In a joint letter sent to the chancellor this week, over a dozen business bodies from sectors including agriculture, construction, hospitality, and heritage have demanded the Treasury release its analysis.
They argue that the clawback system offers a fairer solution that could protect the viability of family-run farms and rural businesses while still generating substantial tax revenue.
Ms Vyvyan said: "There has been no consultation, no impact assessment published and now no details given to support their claim that the clawback would raise less money than the proposed approach.
"The businesses affected deserve an accountable and transparent Treasury and this policy has been tainted from the start with being autocratic, and opaque.”

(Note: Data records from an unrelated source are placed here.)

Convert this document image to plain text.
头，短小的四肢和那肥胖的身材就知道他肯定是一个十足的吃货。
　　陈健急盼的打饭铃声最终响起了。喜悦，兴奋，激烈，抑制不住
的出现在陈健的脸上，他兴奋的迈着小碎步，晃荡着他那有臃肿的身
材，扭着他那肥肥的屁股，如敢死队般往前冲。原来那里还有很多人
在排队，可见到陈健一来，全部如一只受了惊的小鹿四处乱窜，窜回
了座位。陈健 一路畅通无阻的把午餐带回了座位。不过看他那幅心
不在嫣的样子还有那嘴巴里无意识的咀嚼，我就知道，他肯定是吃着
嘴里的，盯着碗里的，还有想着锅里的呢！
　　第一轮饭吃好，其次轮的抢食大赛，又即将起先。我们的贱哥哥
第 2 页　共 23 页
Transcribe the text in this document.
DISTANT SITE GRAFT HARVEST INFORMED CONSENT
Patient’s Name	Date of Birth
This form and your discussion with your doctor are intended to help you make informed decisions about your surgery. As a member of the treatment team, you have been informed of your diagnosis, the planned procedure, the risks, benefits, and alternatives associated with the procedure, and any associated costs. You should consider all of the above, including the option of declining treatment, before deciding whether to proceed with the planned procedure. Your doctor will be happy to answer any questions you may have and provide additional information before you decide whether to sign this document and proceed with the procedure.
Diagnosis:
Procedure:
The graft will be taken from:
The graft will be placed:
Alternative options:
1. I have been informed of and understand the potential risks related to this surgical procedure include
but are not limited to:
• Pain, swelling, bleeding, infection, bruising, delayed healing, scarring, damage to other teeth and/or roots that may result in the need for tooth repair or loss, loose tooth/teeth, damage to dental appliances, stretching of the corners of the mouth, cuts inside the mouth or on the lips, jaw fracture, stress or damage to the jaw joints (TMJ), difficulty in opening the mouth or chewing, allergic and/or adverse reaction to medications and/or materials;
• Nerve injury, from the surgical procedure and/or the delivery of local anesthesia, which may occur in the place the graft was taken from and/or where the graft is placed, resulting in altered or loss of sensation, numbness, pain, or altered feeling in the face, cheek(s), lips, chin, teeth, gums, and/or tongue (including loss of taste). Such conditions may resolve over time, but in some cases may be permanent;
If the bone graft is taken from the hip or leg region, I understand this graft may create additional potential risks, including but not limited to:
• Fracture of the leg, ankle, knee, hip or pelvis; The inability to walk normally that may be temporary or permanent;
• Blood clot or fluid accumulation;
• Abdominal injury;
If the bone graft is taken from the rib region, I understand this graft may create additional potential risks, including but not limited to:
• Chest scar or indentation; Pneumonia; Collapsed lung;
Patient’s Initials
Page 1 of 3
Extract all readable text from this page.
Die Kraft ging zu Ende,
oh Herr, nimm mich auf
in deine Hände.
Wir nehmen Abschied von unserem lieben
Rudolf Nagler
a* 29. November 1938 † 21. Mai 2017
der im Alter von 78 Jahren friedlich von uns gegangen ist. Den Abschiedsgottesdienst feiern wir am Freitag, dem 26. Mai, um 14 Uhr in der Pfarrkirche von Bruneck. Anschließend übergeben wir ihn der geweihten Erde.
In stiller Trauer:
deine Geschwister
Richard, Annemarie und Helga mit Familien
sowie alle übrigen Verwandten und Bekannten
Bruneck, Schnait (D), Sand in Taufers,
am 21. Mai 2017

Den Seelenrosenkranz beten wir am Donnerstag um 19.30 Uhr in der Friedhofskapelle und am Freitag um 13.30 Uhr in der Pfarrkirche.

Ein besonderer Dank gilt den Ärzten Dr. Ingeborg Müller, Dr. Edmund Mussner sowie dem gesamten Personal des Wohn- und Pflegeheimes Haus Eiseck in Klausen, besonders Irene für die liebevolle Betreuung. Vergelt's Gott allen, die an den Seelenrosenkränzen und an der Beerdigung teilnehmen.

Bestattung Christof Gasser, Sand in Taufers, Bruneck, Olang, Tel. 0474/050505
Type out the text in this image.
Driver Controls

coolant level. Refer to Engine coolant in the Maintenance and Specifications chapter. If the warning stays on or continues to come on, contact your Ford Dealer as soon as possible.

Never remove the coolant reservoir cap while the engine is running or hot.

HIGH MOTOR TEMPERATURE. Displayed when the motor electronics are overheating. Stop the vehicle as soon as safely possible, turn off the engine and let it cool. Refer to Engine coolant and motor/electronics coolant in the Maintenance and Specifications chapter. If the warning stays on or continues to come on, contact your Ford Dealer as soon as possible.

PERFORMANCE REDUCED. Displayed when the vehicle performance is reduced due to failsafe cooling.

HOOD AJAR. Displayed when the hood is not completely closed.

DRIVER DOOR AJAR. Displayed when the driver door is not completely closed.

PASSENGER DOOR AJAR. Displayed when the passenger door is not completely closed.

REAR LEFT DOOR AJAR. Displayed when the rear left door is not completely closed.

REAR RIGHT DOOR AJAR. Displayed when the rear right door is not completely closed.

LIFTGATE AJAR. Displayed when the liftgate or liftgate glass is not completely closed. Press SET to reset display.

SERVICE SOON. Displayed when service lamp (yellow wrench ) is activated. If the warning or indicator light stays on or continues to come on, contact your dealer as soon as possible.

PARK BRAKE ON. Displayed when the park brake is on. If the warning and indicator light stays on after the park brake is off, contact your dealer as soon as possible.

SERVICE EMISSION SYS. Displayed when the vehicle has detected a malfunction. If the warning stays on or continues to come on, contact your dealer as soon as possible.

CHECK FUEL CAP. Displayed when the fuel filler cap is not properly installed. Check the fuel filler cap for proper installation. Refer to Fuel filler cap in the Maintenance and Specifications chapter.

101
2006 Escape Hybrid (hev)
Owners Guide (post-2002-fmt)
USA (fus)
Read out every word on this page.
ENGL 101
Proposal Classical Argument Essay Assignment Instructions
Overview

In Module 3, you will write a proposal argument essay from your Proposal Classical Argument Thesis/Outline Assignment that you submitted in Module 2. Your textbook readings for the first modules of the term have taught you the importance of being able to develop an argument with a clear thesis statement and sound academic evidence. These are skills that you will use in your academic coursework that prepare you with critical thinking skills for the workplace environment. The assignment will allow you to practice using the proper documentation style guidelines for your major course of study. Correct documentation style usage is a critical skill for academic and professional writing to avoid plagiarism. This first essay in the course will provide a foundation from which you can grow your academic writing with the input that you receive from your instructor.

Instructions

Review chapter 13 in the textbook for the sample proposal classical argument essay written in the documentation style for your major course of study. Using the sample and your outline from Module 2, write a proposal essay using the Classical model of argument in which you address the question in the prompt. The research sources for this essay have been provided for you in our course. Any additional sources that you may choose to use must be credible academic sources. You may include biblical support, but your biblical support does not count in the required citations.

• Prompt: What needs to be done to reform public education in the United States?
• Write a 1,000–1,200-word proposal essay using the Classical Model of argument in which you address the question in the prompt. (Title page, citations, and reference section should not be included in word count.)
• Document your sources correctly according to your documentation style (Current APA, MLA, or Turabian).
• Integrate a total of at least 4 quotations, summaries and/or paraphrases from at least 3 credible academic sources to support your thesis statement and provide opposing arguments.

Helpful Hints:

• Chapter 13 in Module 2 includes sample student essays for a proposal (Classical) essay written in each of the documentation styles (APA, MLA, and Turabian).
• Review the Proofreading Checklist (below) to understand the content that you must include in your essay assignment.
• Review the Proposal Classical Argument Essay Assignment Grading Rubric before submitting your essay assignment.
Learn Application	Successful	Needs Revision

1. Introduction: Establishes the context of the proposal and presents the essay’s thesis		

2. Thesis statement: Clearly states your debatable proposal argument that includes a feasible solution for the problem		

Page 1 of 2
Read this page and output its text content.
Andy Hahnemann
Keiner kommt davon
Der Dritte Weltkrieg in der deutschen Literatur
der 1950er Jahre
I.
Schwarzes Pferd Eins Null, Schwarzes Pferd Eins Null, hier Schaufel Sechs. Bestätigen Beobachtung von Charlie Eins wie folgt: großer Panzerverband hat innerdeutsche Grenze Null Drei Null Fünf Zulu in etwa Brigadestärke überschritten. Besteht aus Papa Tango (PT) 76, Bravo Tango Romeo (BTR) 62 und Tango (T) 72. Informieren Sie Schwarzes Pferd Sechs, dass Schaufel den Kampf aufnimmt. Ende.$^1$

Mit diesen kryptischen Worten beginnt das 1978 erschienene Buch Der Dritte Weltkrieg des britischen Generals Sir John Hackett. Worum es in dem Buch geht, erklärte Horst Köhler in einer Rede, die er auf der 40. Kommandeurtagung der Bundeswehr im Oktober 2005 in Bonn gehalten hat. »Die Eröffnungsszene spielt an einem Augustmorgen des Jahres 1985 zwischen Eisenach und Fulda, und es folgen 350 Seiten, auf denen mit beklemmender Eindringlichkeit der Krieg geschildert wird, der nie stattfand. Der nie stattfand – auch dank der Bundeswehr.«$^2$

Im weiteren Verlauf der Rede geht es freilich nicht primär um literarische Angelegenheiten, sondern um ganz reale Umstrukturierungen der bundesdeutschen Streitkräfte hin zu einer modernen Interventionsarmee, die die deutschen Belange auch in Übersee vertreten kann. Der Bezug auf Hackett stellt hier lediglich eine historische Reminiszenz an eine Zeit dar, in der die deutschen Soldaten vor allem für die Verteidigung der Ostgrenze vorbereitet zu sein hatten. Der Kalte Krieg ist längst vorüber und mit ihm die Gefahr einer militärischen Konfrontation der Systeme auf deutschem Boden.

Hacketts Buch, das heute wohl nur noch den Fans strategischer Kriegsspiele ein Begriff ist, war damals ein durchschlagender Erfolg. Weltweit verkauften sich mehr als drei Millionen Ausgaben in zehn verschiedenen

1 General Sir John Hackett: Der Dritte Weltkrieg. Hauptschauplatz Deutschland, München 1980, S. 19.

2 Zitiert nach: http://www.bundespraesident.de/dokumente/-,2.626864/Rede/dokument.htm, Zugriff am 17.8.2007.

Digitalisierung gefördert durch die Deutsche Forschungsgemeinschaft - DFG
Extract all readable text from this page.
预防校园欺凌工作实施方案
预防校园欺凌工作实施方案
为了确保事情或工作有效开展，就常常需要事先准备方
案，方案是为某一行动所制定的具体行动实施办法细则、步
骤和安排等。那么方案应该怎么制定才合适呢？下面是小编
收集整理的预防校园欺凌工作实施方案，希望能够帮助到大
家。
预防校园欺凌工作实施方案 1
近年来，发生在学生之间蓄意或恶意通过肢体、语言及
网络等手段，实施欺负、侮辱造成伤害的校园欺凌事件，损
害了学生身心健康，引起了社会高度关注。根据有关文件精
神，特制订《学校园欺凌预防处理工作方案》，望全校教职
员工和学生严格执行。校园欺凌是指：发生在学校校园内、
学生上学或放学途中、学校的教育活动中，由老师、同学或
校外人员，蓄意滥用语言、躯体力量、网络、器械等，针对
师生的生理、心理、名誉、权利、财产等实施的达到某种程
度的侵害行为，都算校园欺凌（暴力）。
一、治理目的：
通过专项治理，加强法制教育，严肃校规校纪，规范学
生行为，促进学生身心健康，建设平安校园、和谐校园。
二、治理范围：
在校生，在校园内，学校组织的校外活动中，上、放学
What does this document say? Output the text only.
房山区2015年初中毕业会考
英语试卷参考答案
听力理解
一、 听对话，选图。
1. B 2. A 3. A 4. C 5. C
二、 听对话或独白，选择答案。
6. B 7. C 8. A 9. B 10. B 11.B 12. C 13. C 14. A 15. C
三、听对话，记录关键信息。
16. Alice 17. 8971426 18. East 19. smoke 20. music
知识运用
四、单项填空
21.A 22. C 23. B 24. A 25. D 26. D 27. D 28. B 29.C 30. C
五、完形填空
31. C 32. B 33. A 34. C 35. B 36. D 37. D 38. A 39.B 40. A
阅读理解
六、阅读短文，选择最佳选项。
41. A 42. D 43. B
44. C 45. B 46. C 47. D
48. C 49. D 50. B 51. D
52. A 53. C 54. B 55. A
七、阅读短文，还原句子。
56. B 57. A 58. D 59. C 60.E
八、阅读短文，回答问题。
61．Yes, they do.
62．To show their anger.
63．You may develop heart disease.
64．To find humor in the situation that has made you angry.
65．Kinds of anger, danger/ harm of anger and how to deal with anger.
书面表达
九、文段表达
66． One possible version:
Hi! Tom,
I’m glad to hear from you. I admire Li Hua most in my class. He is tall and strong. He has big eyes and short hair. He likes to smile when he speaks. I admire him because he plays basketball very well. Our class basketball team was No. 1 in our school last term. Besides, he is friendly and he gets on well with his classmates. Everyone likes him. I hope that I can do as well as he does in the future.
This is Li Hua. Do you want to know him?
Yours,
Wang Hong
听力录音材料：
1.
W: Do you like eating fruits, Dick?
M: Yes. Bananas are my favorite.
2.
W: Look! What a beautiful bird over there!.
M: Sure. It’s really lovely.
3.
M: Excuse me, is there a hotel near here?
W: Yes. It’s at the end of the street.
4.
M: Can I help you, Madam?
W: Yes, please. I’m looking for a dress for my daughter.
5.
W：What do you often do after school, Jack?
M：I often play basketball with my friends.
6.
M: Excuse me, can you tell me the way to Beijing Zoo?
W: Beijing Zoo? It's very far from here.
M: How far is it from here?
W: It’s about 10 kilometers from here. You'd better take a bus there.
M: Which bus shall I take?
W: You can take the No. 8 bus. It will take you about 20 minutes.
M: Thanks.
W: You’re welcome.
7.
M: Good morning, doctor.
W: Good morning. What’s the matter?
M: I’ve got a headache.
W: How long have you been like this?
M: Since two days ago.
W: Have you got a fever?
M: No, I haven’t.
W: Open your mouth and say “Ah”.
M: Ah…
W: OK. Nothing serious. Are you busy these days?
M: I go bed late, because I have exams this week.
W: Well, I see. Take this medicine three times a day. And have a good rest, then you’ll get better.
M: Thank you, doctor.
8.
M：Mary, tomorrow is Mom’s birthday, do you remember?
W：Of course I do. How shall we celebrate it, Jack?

The CLA estimates that the cap on APR and BPR could affect up to 70,000 farms, including holdings as small as 100 acres.
For an average 350-acre English arable farm owned by a couple, the inheritance tax liability under the proposed changes would equate to 99% of annual profits over a decade.
Analysis by CBI Economics projects that the reforms could lead to the loss of over 200,000 jobs during this parliament and cost the Treasury £1.9 billion in lost revenue.
It comes after a cross-party committee of MPs urged the government to delay its plans to avoid harming family farms and restore trust in British agriculture.
Last week's report by the EFRA Committee called on ministers to delay final decisions on APR and BPR reforms until October 2026, with changes taking effect from April 2027.